The bells aren’t rung on a Sunday at the moment because there’s no tower captain nor regular team of ringers.

It would be lovely if the positive outcome of the silence of the bells story was that volunteers joined forces for bellringing to happen once again.

The sound of silence

Well, that didn’t last long, did it?

This time last week, I was waxing lyrical about the arrival of spring and the long-missed sound of the chiming of the church clock on the hour.

I even wrote about its repair for my not-yet-published editorial in the parish magazine, which has gone to press but isn’t out yet:

It is a joy to see it working again and chiming the hour, too. It’s been a part of village life for so long, it’s like welcoming back an old friend.

And then that ‘old friend’ promptly turned around and fled.

You see, after just two days, the church clock was stopped from chiming.

Apparently, someone new to the village complained that it was keeping them awake.
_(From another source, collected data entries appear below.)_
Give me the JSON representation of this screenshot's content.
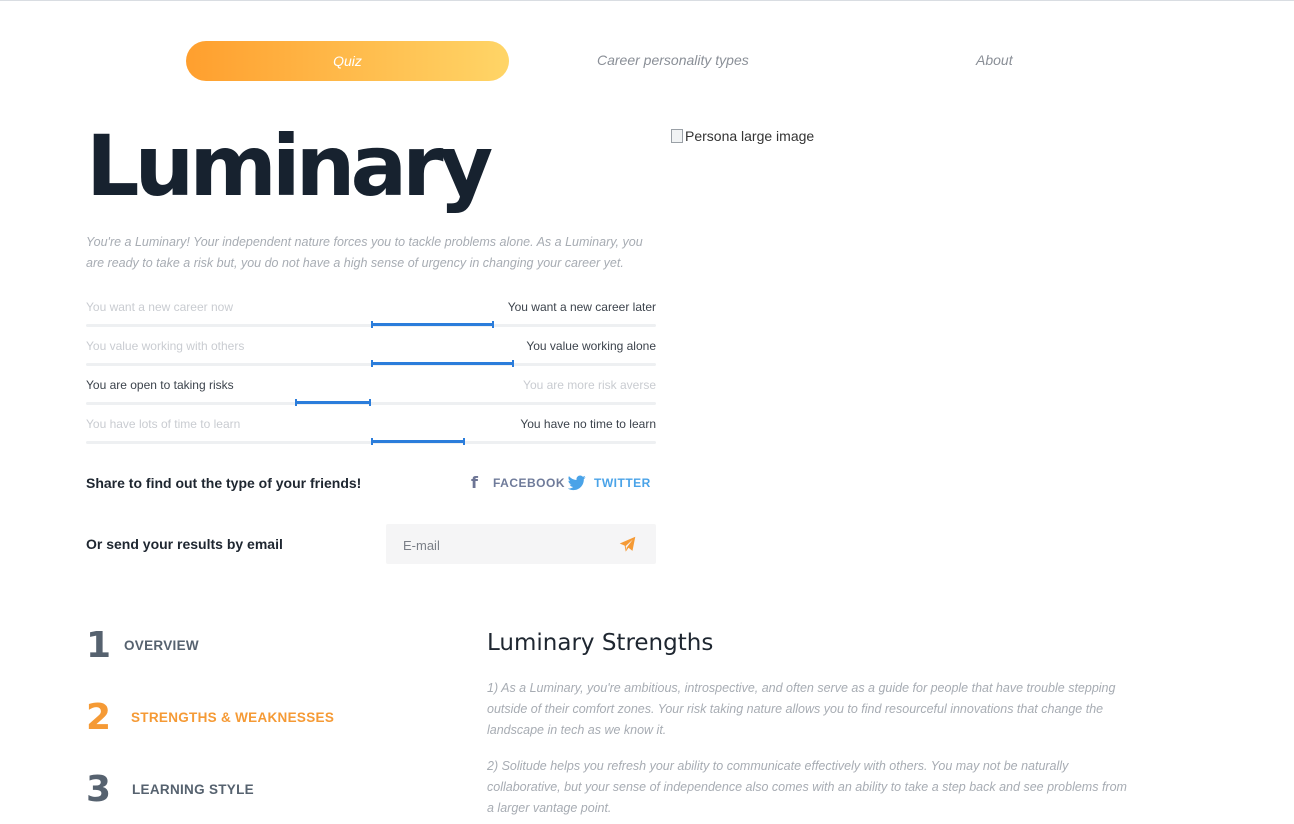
{
  "nav": {
    "active_label": "Quiz",
    "link_1": "Career personality types",
    "link_2": "About"
  },
  "hero": {
    "title": "Luminary",
    "description": "You're a Luminary! Your independent nature forces you to tackle problems alone. As a Luminary, you are ready to take a risk but, you do not have a high sense of urgency in changing your career yet.",
    "image_alt": "Persona large image"
  },
  "sliders": [
    {
      "left": "You want a new career now",
      "right": "You want a new career later",
      "leans": "right",
      "from": 0.5,
      "to": 0.715
    },
    {
      "left": "You value working with others",
      "right": "You value working alone",
      "leans": "right",
      "from": 0.5,
      "to": 0.75
    },
    {
      "left": "You are open to taking risks",
      "right": "You are more risk averse",
      "leans": "left",
      "from": 0.367,
      "to": 0.5
    },
    {
      "left": "You have lots of time to learn",
      "right": "You have no time to learn",
      "leans": "right",
      "from": 0.5,
      "to": 0.665
    }
  ],
  "share": {
    "label": "Share to find out the type of your friends!",
    "facebook": "FACEBOOK",
    "twitter": "TWITTER"
  },
  "email": {
    "label": "Or send your results by email",
    "placeholder": "E-mail"
  },
  "sections": [
    {
      "num": "1",
      "label": "OVERVIEW",
      "active": false
    },
    {
      "num": "2",
      "label": "STRENGTHS & WEAKNESSES",
      "active": true
    },
    {
      "num": "3",
      "label": "LEARNING STYLE",
      "active": false
    }
  ],
  "strengths": {
    "title": "Luminary Strengths",
    "p1": "1) As a Luminary, you're ambitious, introspective, and often serve as a guide for people that have trouble stepping outside of their comfort zones. Your risk  taking nature allows you to find resourceful innovations that change the landscape in tech as we know it.",
    "p2": "2) Solitude helps you refresh your ability to communicate effectively with others. You may not be naturally collaborative, but your sense of independence also comes with an ability to take a step back and see problems from a larger vantage point."
  },
  "colors": {
    "accent_orange": "#f59a35",
    "gradient_start": "#ff9f2e",
    "gradient_end": "#ffd567",
    "slider_blue": "#2b7ddb",
    "heading_dark": "#17222f",
    "twitter_blue": "#4aa3e8",
    "facebook_slate": "#6f7b9a"
  },
  "icons": {
    "facebook": "facebook-icon",
    "twitter": "twitter-icon",
    "send": "paper-plane-icon",
    "broken_image": "broken-image-icon"
  }
}
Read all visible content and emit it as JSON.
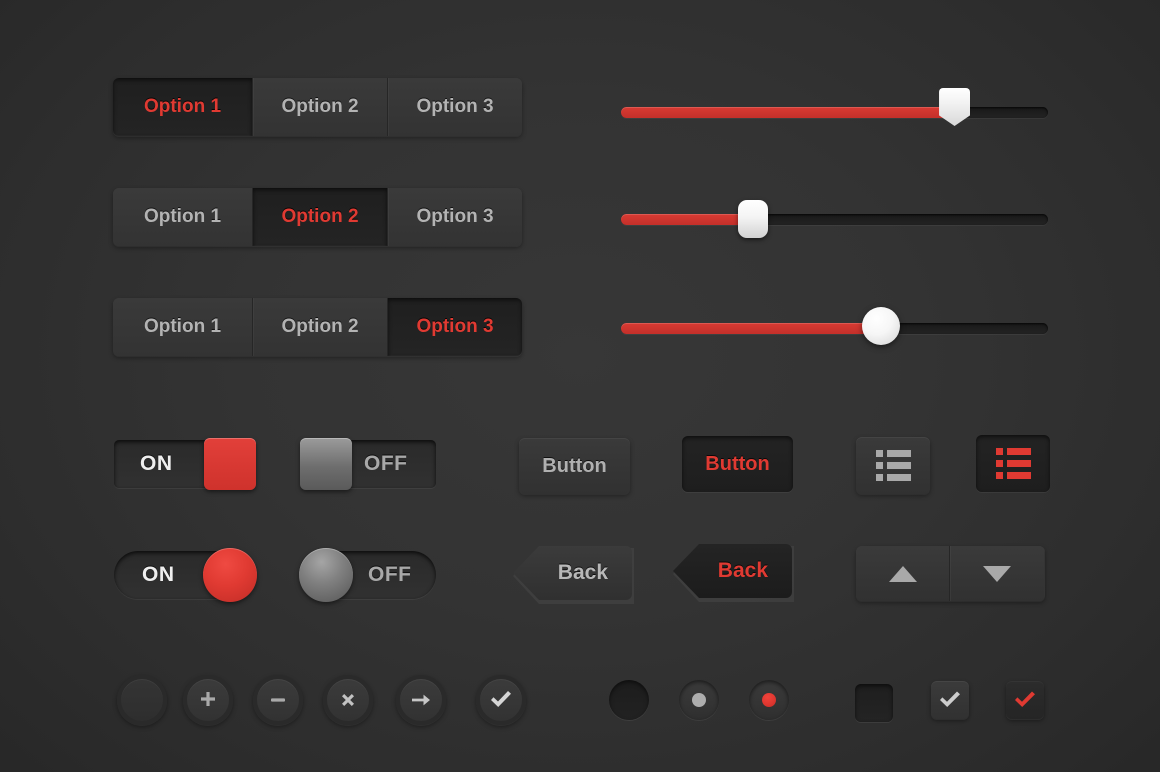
{
  "theme": {
    "background": "#2d2d2d",
    "accent_red": "#e03a32",
    "text_gray": "#b3b3b3",
    "text_light": "#efefef"
  },
  "segmented_controls": [
    {
      "name": "segmented-control-row-1",
      "active_index": 0,
      "options": [
        "Option 1",
        "Option 2",
        "Option 3"
      ]
    },
    {
      "name": "segmented-control-row-2",
      "active_index": 1,
      "options": [
        "Option 1",
        "Option 2",
        "Option 3"
      ]
    },
    {
      "name": "segmented-control-row-3",
      "active_index": 2,
      "options": [
        "Option 1",
        "Option 2",
        "Option 3"
      ]
    }
  ],
  "sliders": [
    {
      "name": "slider-pin-handle",
      "handle": "pin",
      "percent": 78
    },
    {
      "name": "slider-rect-handle",
      "handle": "rect",
      "percent": 31
    },
    {
      "name": "slider-circle-handle",
      "handle": "circle",
      "percent": 61
    }
  ],
  "toggles": [
    {
      "name": "toggle-square-on",
      "shape": "square",
      "state": "on",
      "label": "ON",
      "knob_color": "#d8342e"
    },
    {
      "name": "toggle-square-off",
      "shape": "square",
      "state": "off",
      "label": "OFF",
      "knob_color": "#7d7d7d"
    },
    {
      "name": "toggle-pill-on",
      "shape": "pill",
      "state": "on",
      "label": "ON",
      "knob_color": "#e03a32"
    },
    {
      "name": "toggle-pill-off",
      "shape": "pill",
      "state": "off",
      "label": "OFF",
      "knob_color": "#7d7d7d"
    }
  ],
  "buttons": [
    {
      "name": "button-default",
      "label": "Button",
      "state": "normal"
    },
    {
      "name": "button-active",
      "label": "Button",
      "state": "active"
    }
  ],
  "list_view_buttons": [
    {
      "name": "list-view-button-default",
      "state": "normal",
      "icon": "list-icon"
    },
    {
      "name": "list-view-button-active",
      "state": "active",
      "icon": "list-icon"
    }
  ],
  "back_buttons": [
    {
      "name": "back-button-default",
      "label": "Back",
      "state": "normal"
    },
    {
      "name": "back-button-active",
      "label": "Back",
      "state": "active"
    }
  ],
  "stepper": {
    "name": "stepper-control",
    "up_icon": "triangle-up-icon",
    "down_icon": "triangle-down-icon"
  },
  "circle_buttons": [
    {
      "name": "circle-button-blank",
      "icon": "blank-icon"
    },
    {
      "name": "circle-button-add",
      "icon": "plus-icon"
    },
    {
      "name": "circle-button-remove",
      "icon": "minus-icon"
    },
    {
      "name": "circle-button-close",
      "icon": "close-icon"
    },
    {
      "name": "circle-button-next",
      "icon": "arrow-right-icon"
    },
    {
      "name": "circle-button-confirm",
      "icon": "check-icon"
    }
  ],
  "radios": [
    {
      "name": "radio-unselected",
      "state": "empty"
    },
    {
      "name": "radio-selected-gray",
      "state": "gray"
    },
    {
      "name": "radio-selected-red",
      "state": "red"
    }
  ],
  "checkboxes": [
    {
      "name": "checkbox-unchecked",
      "state": "empty"
    },
    {
      "name": "checkbox-checked-gray",
      "state": "gray"
    },
    {
      "name": "checkbox-checked-red",
      "state": "red"
    }
  ]
}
I’m not angry but I am saddened and upset. Village life is precious and the clock has been there for generations, an aural reminder of the passing of time. It takes one person to complain and then the bell is cancelled.

Now I know there are more important things in the world to worry about right now, and I don’t wish to go all Wicker Man, but the chiming on the hour, all day and all night, has been part and parcel of this village for years.

Which is why it was such a delight to hear it again.

Could there be a compromise? Maybe the clock could chime the hour only during the day. Apparently, though, that comes at quite a cost. I’ve heard £2,000-plus mentioned. And I’m not happy that the church would have to pay that just to satisfy one complainant. I’m not prepared to chip in, either.

I live near the church and I can honestly say that the hourly chiming has never kept me awake. You become accustomed to the sound. Your brain tunes out.

I do hope church leaders can resolve the problem swiftly.

The arrival of Spring

There are rooks flapping overhead, twigs in their beaks and heading for nest-building central.

A pair of male blackbirds are sparring vigorously, spiralling in an upward and downward dance which goes unnoticed by drivers on their way to work and children who are late for school.

The daffodils and narcissi proclaim ‘we are here‘ and the tulips emerge from the soil, ready for their chance to shine further down the line.

In Lush Places, someone has mended the church clock. It’s been stuck at the same time for ages and its chiming of the hour has been a thing of the past.

But then, on Sunday morning, I passed by just as it struck nine o’clock. It was if I’d suddenly been hurled into the present, the bell an aural reminder of the arrival of Spring.

After a sunny day here yesterday, with garden clearing a priority before the waste bin is collected this morning, the weather has turned grey and dismal. A meh sort of day.

But still the blackbird sings his joyful and mellow song, ostensibly to impress potential lady friends but, in our world, causing us to stop, close our eyes and soak up the sounds of nature.

In the garden, the hellebores are doing their thing, which is truly wondrous.

The rain it do raineth

It’s a dismal day here yet again, with grey skies and intermittent rain.

The water gathers in big puddles at the side of the road. If you’re walking along the pavements, you have to be aware of the traffic, otherwise you’ll end up soaked.

There is a particular spot where the road narrows at a pinch point, which is intended to slow down the traffic. If you don’t walk past it pretty sharpish, you can be guaranteed a car will come zooming by and splash you to smithereens.

In the mornings and evenings, many of the motorists on their way to and from work – and also, surprisingly, school – tend to ignore the 20mph speed limit and belt by at 30 and 4omph.

It’s a terrible advert for some of the builders, plumbers and electricians who shoot by in their liveried vans. Still, they obviously have plenty of work on and don’t need business from village folk.

Anyway, enough complaining. It’s World Book Day on Thursday, 7 March and I’m looking forward to my morning walk coinciding with the children all dressed up as book characters and making their way to school.

A few years ago I encountered Roald Dahl’s Mr Twit followed closely down the road by Dr Seuss’s Cat in the Hat.

I wonder what lies in store for us this coming Thursday?